ATI RN
RN ATI Capstone Proctored Comprehensive Assessment 2019 A with NGN
1. A nurse notices that a colleague has an odor of alcohol while on duty. What is the most appropriate action?
- A. Speak to the colleague in private.
- B. Report the behavior to the nurse manager immediately.
- C. Confront the colleague directly on the floor.
- D. Do nothing and document the situation.
Correct answer: B
Rationale: Reporting the behavior to the nurse manager immediately is the most appropriate action when a nurse suspects a colleague of being impaired while on duty. This is crucial to ensure patient safety and maintain a professional and safe work environment. Speaking to the colleague in private may not address the issue effectively and could potentially put patients at risk if the colleague is indeed impaired. Confronting the colleague directly on the floor may lead to a confrontation and is not the most professional way to handle the situation. Doing nothing and documenting the situation without taking immediate action can jeopardize patient safety and is not an appropriate response when substance use is suspected.
2. When caring for a patient with a nasogastric (NG) tube, what is the most appropriate intervention to prevent aspiration?
- A. Flush the NG tube with water before each feeding.
- B. Check the placement of the NG tube before each feeding.
- C. Elevate the head of the bed to 30-45 degrees.
- D. Provide the patient with oral care every 4 hours.
Correct answer: C
Rationale: Elevating the head of the bed to 30-45 degrees is the most appropriate intervention to prevent aspiration in a patient with an NG tube. This position helps reduce the risk of regurgitation and aspiration by promoting the proper flow of contents through the gastrointestinal tract and minimizing the chances of stomach contents entering the airway. Flushing the NG tube with water before each feeding may not directly prevent aspiration. Checking the placement of the NG tube is important but does not specifically address the prevention of aspiration. Providing oral care every 4 hours is essential for maintaining oral hygiene but is not directly related to preventing aspiration in a patient with an NG tube.
3. A nurse discovers a discrepancy in the narcotics log.

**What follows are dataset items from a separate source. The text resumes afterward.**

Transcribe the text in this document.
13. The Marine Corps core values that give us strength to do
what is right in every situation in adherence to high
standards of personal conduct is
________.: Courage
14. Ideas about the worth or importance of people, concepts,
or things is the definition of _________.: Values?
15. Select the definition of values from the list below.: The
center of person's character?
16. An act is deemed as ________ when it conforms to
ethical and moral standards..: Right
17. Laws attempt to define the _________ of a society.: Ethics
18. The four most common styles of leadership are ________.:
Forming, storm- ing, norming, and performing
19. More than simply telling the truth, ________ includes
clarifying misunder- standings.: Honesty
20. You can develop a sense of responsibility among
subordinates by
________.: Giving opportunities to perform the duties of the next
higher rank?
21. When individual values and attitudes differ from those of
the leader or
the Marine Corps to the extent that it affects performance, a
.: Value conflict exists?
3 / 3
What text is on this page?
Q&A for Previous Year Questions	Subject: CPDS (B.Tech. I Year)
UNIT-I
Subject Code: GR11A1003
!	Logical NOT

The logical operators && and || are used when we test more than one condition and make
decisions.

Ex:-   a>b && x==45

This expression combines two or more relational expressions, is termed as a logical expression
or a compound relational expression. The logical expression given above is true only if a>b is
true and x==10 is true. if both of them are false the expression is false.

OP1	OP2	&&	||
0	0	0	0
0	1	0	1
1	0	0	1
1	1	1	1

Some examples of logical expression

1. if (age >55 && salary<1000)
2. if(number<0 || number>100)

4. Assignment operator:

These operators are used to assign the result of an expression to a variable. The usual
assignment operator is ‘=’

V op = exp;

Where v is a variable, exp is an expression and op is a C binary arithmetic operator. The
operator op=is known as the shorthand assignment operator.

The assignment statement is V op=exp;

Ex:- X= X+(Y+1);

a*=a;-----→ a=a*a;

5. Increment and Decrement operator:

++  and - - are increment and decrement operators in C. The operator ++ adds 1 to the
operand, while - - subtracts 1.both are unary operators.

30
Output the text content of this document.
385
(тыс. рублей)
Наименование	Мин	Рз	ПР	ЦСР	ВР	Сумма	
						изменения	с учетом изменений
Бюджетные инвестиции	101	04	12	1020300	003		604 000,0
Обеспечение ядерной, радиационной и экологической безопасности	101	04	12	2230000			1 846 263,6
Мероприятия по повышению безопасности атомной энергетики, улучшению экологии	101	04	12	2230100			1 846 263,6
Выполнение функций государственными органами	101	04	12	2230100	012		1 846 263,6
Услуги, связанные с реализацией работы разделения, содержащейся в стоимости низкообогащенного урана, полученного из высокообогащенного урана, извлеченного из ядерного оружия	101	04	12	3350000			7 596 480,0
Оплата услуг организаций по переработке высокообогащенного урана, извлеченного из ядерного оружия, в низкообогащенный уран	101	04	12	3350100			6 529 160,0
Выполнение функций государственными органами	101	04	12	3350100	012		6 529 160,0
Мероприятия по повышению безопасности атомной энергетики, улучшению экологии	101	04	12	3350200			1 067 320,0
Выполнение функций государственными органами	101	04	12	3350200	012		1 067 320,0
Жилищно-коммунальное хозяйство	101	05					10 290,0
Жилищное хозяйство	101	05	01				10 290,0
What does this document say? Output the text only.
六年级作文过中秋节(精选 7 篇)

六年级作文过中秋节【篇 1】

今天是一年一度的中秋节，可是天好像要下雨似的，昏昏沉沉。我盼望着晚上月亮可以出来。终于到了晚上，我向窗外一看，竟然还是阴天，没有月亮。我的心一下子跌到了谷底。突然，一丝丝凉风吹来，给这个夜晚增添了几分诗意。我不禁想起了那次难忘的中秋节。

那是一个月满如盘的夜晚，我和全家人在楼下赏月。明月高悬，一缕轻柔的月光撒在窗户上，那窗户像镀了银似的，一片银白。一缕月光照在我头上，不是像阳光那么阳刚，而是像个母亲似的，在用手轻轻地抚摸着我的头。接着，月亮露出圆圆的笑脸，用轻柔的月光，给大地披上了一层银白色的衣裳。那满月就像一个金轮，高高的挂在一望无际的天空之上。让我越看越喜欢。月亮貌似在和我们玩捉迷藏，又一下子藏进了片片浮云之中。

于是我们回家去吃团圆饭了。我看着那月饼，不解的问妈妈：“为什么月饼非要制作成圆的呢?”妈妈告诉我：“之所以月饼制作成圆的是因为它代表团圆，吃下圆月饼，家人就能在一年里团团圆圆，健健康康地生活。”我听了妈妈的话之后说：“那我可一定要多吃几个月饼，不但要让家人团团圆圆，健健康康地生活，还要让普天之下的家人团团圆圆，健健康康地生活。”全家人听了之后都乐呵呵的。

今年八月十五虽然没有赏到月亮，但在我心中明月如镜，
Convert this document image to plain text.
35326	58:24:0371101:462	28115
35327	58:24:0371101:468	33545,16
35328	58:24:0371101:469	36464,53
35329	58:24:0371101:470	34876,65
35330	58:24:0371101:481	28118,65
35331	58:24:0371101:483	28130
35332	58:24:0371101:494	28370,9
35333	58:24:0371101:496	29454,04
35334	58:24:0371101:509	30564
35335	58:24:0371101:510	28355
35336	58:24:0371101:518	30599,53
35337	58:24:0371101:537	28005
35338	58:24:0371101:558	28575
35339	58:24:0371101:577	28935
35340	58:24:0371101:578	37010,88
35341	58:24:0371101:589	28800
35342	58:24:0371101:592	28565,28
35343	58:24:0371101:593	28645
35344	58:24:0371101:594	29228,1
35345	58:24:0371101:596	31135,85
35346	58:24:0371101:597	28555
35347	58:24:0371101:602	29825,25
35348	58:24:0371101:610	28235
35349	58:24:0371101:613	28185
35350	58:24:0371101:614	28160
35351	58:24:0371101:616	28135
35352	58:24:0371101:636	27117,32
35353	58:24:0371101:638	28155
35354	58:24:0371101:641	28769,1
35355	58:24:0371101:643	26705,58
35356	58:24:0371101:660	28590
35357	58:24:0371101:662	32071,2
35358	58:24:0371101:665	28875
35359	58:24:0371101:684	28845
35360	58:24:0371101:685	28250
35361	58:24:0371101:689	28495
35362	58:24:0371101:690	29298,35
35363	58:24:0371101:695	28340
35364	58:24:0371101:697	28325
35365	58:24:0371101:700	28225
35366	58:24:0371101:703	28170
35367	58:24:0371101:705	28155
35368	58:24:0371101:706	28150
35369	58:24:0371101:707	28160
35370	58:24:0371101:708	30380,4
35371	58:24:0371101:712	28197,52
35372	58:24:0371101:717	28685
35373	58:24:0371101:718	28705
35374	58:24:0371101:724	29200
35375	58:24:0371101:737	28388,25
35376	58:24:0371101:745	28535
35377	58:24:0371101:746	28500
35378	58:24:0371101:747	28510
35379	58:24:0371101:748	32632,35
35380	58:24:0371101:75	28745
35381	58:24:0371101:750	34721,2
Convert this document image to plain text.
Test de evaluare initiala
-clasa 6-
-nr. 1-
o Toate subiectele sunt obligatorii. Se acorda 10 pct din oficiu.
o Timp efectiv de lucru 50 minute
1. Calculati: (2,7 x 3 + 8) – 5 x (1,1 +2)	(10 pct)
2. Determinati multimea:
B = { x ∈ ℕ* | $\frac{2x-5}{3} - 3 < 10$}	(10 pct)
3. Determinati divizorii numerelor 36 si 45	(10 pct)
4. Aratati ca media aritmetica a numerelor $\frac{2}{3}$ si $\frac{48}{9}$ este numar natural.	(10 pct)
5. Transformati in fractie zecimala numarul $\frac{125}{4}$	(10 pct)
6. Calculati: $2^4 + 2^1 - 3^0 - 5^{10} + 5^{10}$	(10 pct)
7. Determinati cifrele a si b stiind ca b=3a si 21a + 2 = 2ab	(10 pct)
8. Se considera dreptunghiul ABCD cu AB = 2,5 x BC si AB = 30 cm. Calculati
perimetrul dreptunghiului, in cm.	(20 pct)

What is the appropriate next step?
- A. Correct the log and notify the pharmacy.
- B. Report the discrepancy to the nurse manager.
- C. Re-administer the narcotic.
- D. Dispose of the narcotic and note the discrepancy.
Correct answer: B
Rationale: When a nurse discovers a discrepancy in the narcotics log, the appropriate next step is to report the discrepancy to the nurse manager. This is important to ensure that the issue is properly investigated and addressed. Choice A is incorrect because simply correcting the log and notifying the pharmacy may not address the root cause of the discrepancy. Choice C is incorrect as re-administering the narcotic without clarification could lead to potential harm or legal issues. Choice D is incorrect as disposing of the narcotic without following proper protocols and documentation could result in further complications.
4. A nurse is preparing to discontinue a client's indwelling urinary catheter. Which of the following actions should the nurse take first?
- A. Measure and document the urine in the drainage bag
- B. Remove the tape or device securing the catheter to the client's thigh
- C. Position the client supine
- D. Deflate the catheter balloon using a sterile syringe
Correct answer: A
Rationale: The correct first action the nurse should take when discontinuing a client's indwelling urinary catheter is to measure and document the urine in the drainage bag. This step is essential to assess the client's urinary output and bladder function before removing the catheter. Removing the tape securing the catheter (Choice B) or positioning the client supine (Choice C) should come after measuring and documenting the urine output. Deflating the catheter balloon (Choice D) is the last step in the process of removing the catheter.
5. A parent of a child who is terminally ill tells a nurse that she wants to take her child home. Which of the following responses should the nurse make?
- A. Your provider will be here later today.
- B. I can give you information on what that would involve.
- C. I understand how you feel. I felt the same way when my sister was terminally ill.
- D. I think you should speak with social services about your request.
Correct answer: B
Rationale: The nurse should offer to explain the process of taking the child home and provide resources for the parent's decision. Choice B is the best response as it shows willingness to support the parent by offering information on what taking the child home would involve. Choices A, C, and D do not directly address the parent's request or provide the necessary information and support needed in this situation.